P: A literatura pode mudar o mundo?

R: O leitor pode mudar o mundo e não a literatura.

P: Então qual é a importância da arte nos dias de hoje?

R: Num momento em que as pessoas já não se entendem sobre o plano político, econômico, religioso, onde as barreiras são cada vez maiores, num mundo que tende para a polarização, o radicalismo, a arte é a última ponte intacta e que permite que culturas diferentes se compreendam. Então, talvez seja muito difícil compreender a cultura, o sistema político e religioso do meu vizinho, mas eu vou sempre compreender a história dele, a música dele, o balé dele, a pintura e enquanto houver esta ponte haverá a possibilidade de diálogo.

P: Quais as suas expectativas de venda para A bruxa de Portobello?

R: Na verdade, eu sempre tenho somente uma expectativa quando termino um livro: é saber se eu fiz um bom trabalho. E eu fiz um bom trabalho. Essa expectativa foi cumprida por minha parte. Cabe agora ao leitor decidir. Mas o meu dever é com o amor que eu tenho pelo o que eu faço e eu ali botei todo o meu amor, e isso me deixa contente e satisfeito.

P: Você já lançou vendeu mais de 75 milhões de livros no mundo, não fica um pouco assustado com o fato de não agradar o leitor com seu último trabalho?

R: Em primeiro lugar, um livro para mim é um desafio.

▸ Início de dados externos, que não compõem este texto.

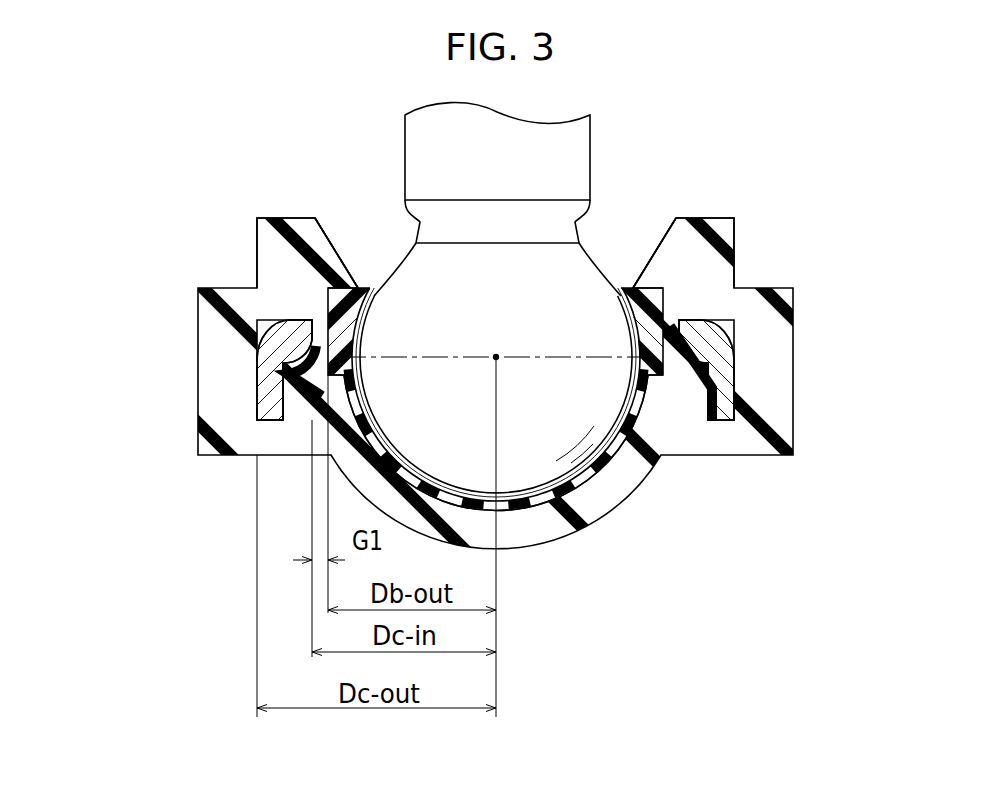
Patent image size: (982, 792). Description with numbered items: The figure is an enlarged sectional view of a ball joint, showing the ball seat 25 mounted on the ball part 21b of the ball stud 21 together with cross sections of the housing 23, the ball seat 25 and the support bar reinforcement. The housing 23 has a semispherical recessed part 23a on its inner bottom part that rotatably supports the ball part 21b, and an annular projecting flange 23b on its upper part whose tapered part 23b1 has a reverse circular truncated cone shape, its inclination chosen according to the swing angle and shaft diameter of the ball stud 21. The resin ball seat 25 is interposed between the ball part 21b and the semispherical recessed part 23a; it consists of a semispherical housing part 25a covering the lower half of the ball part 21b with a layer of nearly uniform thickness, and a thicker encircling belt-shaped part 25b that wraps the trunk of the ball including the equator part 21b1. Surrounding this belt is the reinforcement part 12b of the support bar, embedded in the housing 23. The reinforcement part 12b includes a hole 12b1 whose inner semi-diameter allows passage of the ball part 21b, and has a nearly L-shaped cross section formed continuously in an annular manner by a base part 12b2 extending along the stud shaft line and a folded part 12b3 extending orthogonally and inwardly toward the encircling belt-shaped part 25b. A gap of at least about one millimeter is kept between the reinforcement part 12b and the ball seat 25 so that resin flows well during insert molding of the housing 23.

The ball stud 21 is at (582, 152).
The ball part 21b is at (437, 328).
The equator part 21b1 is at (527, 352).
The housing 23 is at (230, 426).
The semispherical recessed part 23a is at (608, 460).
The projecting flange 23b is at (703, 253).
The tapered part 23b1 is at (662, 237).
The ball seat 25 is at (545, 497).
The housing part 25a is at (563, 472).
The encircling belt-shaped part 25b is at (673, 312).
The reinforcement part 12b is at (108, 300).
The hole 12b1 is at (313, 322).
The base part 12b2 is at (280, 388).
The folded part 12b3 is at (283, 335).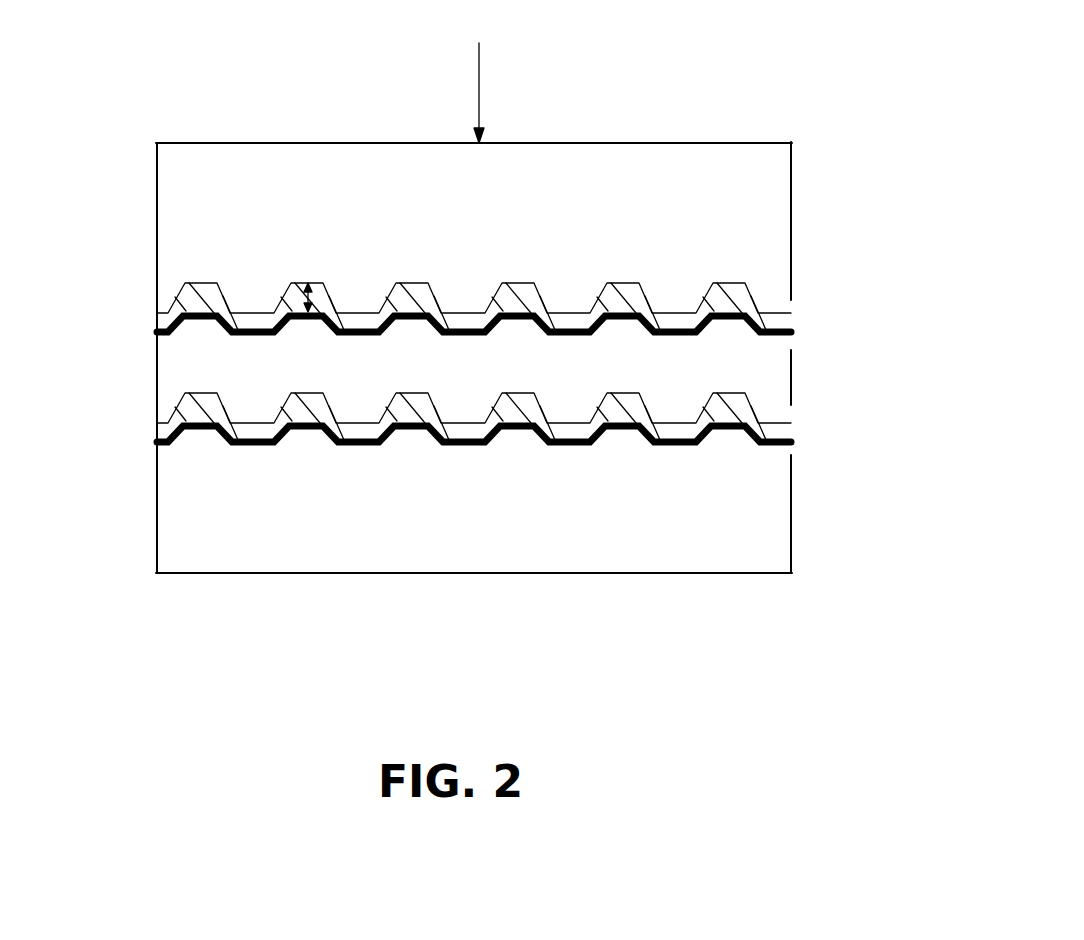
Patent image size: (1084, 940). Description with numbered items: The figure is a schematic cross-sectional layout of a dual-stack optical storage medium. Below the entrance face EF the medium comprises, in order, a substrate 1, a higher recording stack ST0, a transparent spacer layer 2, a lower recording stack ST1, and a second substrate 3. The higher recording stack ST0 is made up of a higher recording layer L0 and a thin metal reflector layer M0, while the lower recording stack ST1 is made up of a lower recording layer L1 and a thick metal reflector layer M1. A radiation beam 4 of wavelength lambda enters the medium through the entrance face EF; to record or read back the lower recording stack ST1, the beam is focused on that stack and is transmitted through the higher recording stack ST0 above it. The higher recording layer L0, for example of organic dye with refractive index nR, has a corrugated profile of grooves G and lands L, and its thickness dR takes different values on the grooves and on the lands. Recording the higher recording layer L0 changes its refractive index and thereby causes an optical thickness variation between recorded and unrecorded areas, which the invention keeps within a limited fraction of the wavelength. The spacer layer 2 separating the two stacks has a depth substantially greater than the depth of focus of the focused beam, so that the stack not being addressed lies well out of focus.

The substrate 1 is at (780, 236).
The spacer layer 2 is at (772, 386).
The second substrate 3 is at (783, 523).
The radiation beam 4 is at (476, 100).
The entrance face EF is at (760, 143).
The higher recording stack ST0 is at (488, 297).
The lower recording stack ST1 is at (506, 470).
The higher recording layer L0 is at (422, 266).
The thin metal reflector layer M0 is at (195, 319).
The lower recording layer L1 is at (197, 407).
The thick metal reflector layer M1 is at (195, 431).
The groove G is at (300, 284).
The thickness of the higher recording layer dR is at (312, 302).
The land L is at (472, 312).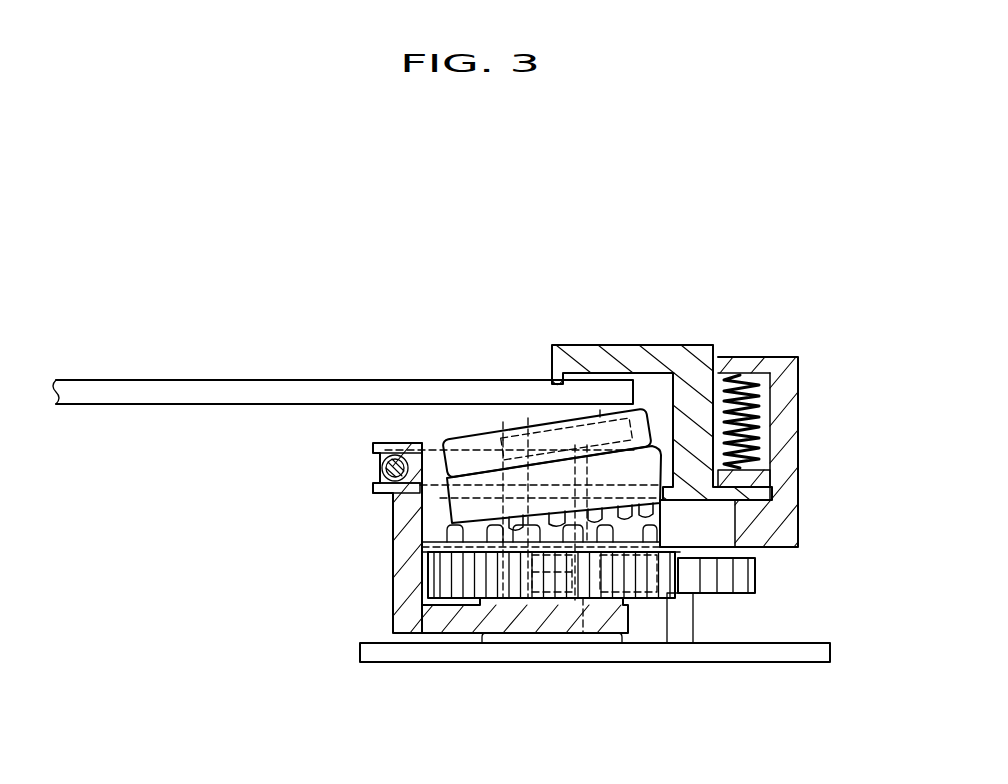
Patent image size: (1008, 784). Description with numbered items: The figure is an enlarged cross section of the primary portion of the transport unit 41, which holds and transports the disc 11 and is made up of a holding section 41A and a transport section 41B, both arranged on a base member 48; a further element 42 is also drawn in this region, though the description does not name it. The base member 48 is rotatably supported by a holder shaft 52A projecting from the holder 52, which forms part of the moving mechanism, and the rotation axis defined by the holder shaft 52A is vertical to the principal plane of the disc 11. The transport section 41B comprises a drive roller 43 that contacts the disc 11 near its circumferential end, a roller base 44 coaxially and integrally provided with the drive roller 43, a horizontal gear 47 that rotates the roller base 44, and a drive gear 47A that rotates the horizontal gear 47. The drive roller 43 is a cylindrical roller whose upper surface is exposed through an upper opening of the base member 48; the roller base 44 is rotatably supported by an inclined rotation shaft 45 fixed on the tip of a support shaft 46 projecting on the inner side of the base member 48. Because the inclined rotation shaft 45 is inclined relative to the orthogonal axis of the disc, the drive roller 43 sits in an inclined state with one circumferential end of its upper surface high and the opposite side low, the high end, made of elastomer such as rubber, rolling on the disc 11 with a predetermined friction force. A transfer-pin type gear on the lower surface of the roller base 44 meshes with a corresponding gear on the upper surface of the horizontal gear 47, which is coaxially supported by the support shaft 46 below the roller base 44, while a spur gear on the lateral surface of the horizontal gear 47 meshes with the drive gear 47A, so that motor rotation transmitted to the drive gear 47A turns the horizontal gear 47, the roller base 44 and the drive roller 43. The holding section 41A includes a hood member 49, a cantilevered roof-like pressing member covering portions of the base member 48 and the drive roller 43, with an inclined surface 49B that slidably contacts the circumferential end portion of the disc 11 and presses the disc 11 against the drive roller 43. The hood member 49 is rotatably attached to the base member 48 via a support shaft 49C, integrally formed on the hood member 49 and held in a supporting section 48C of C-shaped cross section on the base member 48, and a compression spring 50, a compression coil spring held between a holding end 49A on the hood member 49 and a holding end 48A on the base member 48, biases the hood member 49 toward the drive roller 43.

The disc 11 is at (163, 380).
The transport unit 41 is at (684, 330).
The holding section 41A is at (722, 332).
The transport section 41B is at (416, 433).
The rotor 42 is at (614, 405).
The drive roller 43 is at (444, 440).
The roller base 44 is at (455, 505).
The inclined rotation shaft 45 is at (511, 430).
The support shaft 46 is at (583, 633).
The horizontal gear 47 is at (438, 576).
The drive gear 47A is at (750, 575).
The base member 48 is at (793, 523).
The holding end 48A is at (757, 363).
The supporting section 48C is at (373, 488).
The hood member 49 is at (590, 345).
The holding end 49A is at (760, 477).
The inclined surface 49B is at (552, 380).
The support shaft 49C is at (381, 470).
The compression spring 50 is at (757, 405).
The holder 52 is at (428, 658).
The holder shaft 52A is at (543, 617).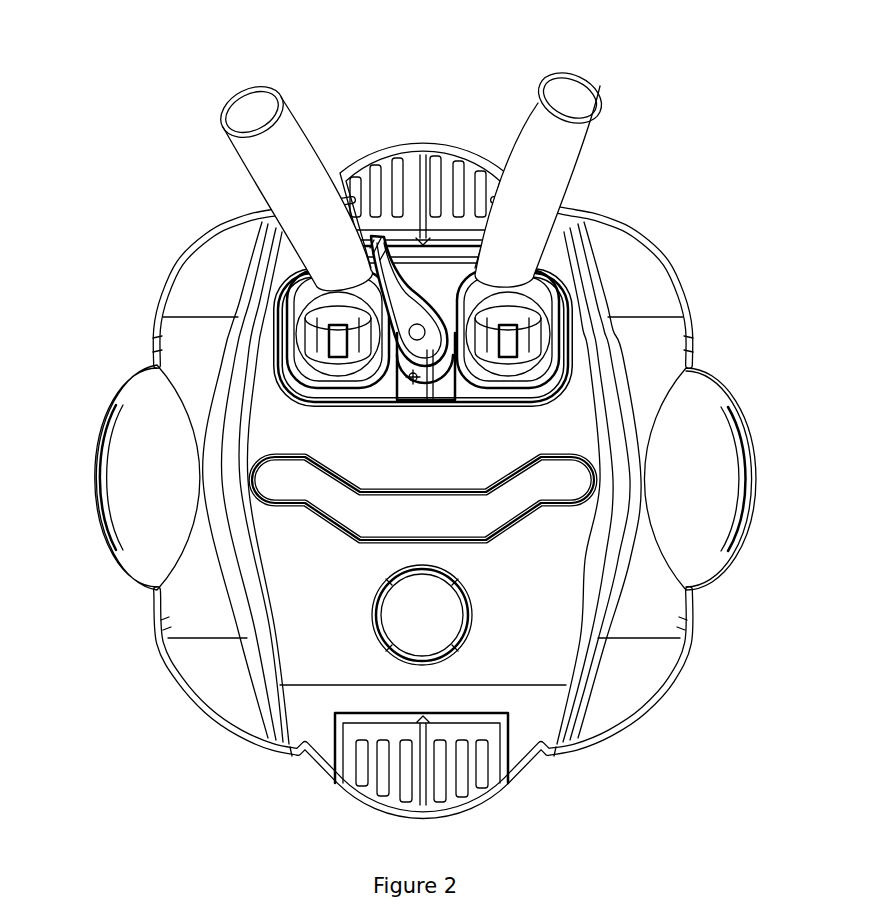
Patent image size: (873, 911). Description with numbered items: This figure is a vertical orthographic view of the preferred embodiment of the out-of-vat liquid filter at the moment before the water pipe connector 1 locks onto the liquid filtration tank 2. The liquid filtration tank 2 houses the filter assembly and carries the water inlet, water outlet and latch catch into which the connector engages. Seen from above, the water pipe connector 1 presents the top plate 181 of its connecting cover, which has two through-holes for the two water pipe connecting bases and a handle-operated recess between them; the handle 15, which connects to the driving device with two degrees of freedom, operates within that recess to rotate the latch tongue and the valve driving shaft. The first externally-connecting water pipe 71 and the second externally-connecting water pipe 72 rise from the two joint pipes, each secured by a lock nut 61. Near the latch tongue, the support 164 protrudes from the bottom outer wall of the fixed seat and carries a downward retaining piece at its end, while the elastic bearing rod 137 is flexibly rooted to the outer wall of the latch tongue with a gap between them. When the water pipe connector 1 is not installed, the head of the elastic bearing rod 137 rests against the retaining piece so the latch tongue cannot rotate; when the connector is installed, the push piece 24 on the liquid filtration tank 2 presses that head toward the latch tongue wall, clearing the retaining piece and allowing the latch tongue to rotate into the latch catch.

The water pipe connector 1 is at (267, 403).
The liquid filtration tank 2 is at (372, 568).
The handle 15 is at (398, 300).
The push piece 24 is at (440, 408).
The lock nut 61 is at (338, 342).
The first externally-connecting water pipe 71 is at (278, 155).
The second externally-connecting water pipe 72 is at (547, 140).
The elastic bearing rod 137 is at (462, 385).
The support 164 is at (405, 398).
The top plate 181 is at (540, 380).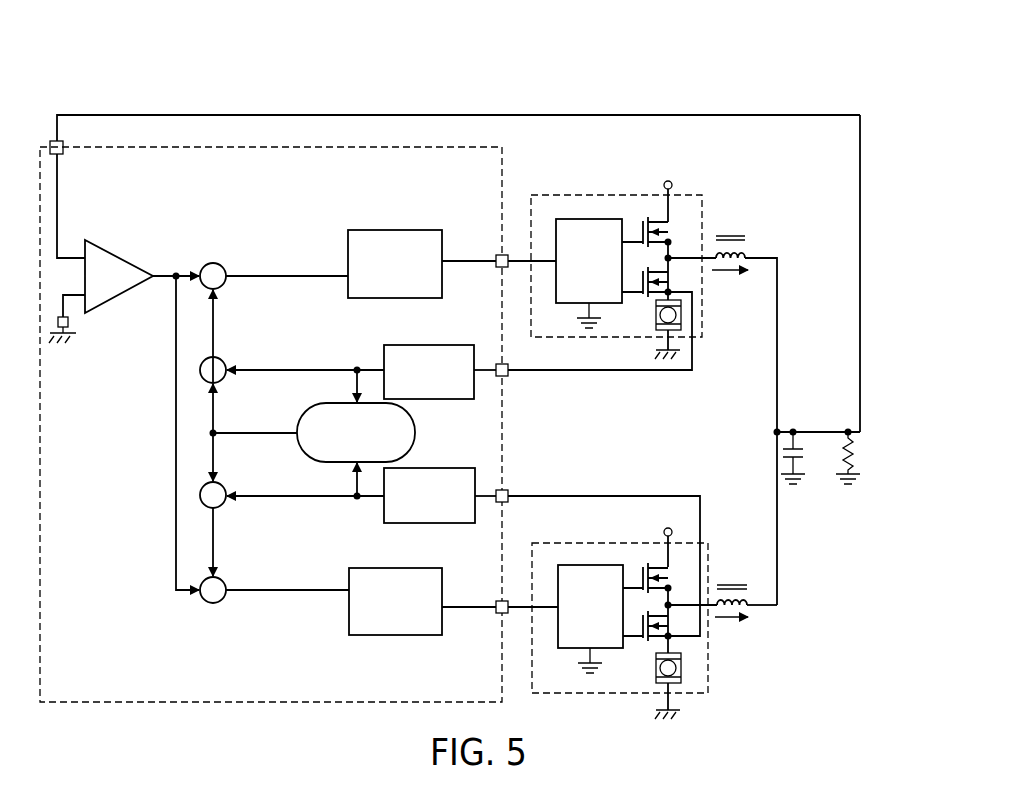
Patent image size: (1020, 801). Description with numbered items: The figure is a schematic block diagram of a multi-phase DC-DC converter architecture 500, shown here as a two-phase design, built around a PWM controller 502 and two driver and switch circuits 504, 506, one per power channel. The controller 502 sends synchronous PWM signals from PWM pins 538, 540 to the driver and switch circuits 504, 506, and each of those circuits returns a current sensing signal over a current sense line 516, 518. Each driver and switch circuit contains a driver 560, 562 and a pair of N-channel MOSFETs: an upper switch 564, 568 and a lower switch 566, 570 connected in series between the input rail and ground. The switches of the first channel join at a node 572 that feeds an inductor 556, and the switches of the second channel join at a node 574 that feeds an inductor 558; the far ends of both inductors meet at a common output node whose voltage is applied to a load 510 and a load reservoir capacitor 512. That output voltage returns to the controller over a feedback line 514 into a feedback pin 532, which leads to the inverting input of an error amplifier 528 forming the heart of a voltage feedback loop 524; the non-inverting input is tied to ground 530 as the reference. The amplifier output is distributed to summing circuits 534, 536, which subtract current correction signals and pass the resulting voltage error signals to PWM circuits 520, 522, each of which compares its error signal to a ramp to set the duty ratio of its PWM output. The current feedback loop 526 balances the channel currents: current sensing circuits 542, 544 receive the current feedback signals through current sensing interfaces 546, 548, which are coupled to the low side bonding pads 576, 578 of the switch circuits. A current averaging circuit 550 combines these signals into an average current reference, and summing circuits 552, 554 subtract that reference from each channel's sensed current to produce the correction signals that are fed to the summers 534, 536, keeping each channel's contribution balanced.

The multi-phase DC-DC converter architecture 500 is at (79, 76).
The PWM controller 502 is at (113, 706).
The driver and switch circuit 504 is at (705, 189).
The driver and switch circuit 506 is at (553, 695).
The load 510 is at (897, 433).
The load reservoir capacitor 512 is at (820, 462).
The feedback line 514 is at (207, 115).
The current sense line 516 is at (578, 372).
The current sense line 518 is at (680, 495).
The PWM circuit 520 is at (395, 230).
The PWM circuit 522 is at (383, 637).
The voltage feedback loop 524 is at (388, 108).
The current feedback loop 526 is at (162, 485).
The error amplifier 528 is at (140, 263).
The ground 530 is at (92, 355).
The feedback pin 532 is at (63, 150).
The summing circuit 534 is at (260, 267).
The summing circuit 536 is at (200, 597).
The PWM pin 538 is at (500, 255).
The PWM pin 540 is at (498, 615).
The current sensing circuit 542 is at (422, 345).
The current sensing circuit 544 is at (432, 468).
The current sensing interface 546 is at (500, 364).
The current sensing interface 548 is at (505, 490).
The current averaging circuit 550 is at (303, 412).
The summing circuit 552 is at (227, 358).
The summing circuit 554 is at (227, 482).
The inductor 556 is at (748, 245).
The inductor 558 is at (748, 598).
The driver 560 is at (556, 230).
The driver 562 is at (558, 583).
The upper switch 564 is at (645, 230).
The lower switch 566 is at (642, 282).
The upper switch 568 is at (643, 577).
The lower switch 570 is at (643, 628).
The node 572 is at (670, 262).
The node 574 is at (670, 603).
The low side bonding pad 576 is at (680, 318).
The low side bonding pad 578 is at (682, 665).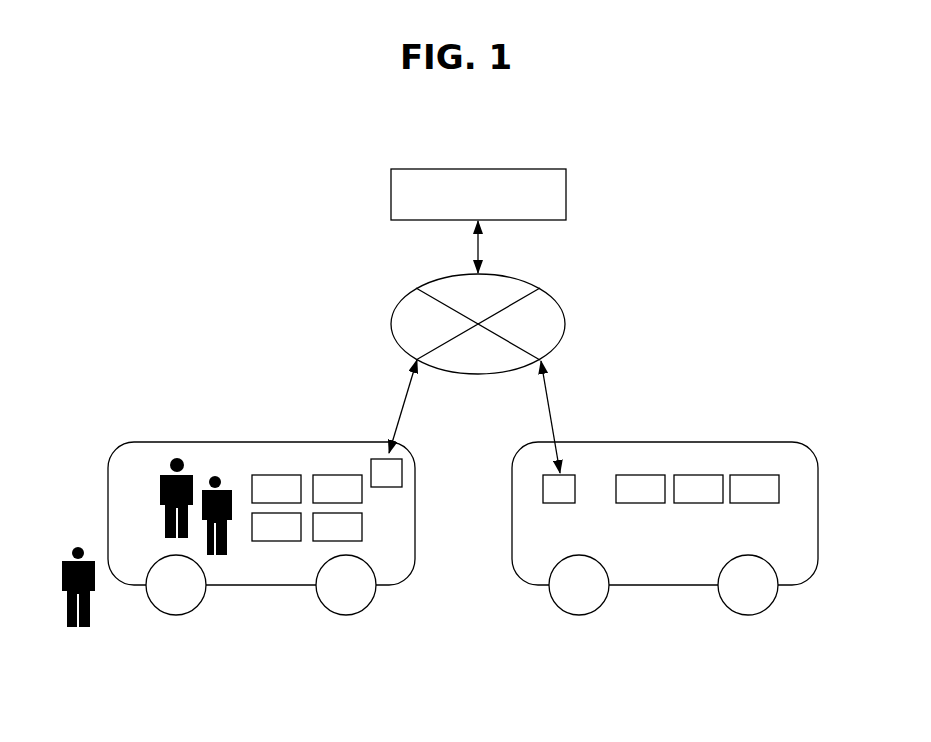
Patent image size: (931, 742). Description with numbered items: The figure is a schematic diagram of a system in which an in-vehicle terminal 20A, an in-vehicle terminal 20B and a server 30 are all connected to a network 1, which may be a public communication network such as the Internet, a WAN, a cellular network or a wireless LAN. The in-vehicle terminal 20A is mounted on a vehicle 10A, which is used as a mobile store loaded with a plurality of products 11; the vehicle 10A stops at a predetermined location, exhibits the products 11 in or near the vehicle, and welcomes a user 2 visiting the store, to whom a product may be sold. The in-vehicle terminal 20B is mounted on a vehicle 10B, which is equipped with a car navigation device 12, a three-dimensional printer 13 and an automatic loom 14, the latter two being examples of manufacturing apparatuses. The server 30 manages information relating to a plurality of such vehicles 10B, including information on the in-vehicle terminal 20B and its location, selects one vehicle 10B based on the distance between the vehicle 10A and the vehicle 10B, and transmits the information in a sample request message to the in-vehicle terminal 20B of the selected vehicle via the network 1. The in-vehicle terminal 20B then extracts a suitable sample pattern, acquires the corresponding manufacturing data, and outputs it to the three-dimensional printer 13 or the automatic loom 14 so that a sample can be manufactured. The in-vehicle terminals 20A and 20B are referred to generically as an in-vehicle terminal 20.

The network 1 is at (558, 302).
The user 2 is at (215, 476).
The vehicle 10A is at (108, 485).
The vehicle 10B is at (512, 530).
The product 11 is at (277, 475).
The car navigation device 12 is at (320, 541).
The 3D printer 13 is at (698, 475).
The automatic loom 14 is at (755, 475).
The in-vehicle terminal 20 is at (538, 497).
The in-vehicle terminal 20A is at (385, 487).
The in-vehicle terminal 20B is at (570, 475).
The server 30 is at (566, 200).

Eu falava em outra pergunta sobre ter um sonho. Meu sonho não é chegar a um sonho e sim ter um. Se o meu sonho era ser um escritor, evidente que a minha obrigação é escrever livros e não apenas viver dos sucessos passados. Eu gosto desse desafio. Em segundo lugar, eu escrevo para compreender melhor a mim mesmo, eu estou em busca do entendimento da minha alma. No momento em que eu sento na frente do computador é como se uma porção de perguntas que eu tivesse feito se manifestasse naquele momento na tela. Eu graças a Deus ainda sou um mistério para mim mesmo. Então eu não posso nem tentar agradar a mim e nem ter medo do que eu estou pensando. Eu tenho que procurar mostrar o que o meu coração tem vontade de mostrar, mesmo eu sendo o primeiro a ver e, se aquilo me agradar, estarei contente. Uma vez feito isso, tenho certeza que o leitor verá o livro como um elemento catalisador que provoque nele perguntas e não respostas. Eu não acho que o leitor busque respostas nos meus livros porque resposta é muito fácil de achar, mas acho que ele busca as boas perguntas, aquelas perguntas que eu tenho quando me sento para escrever.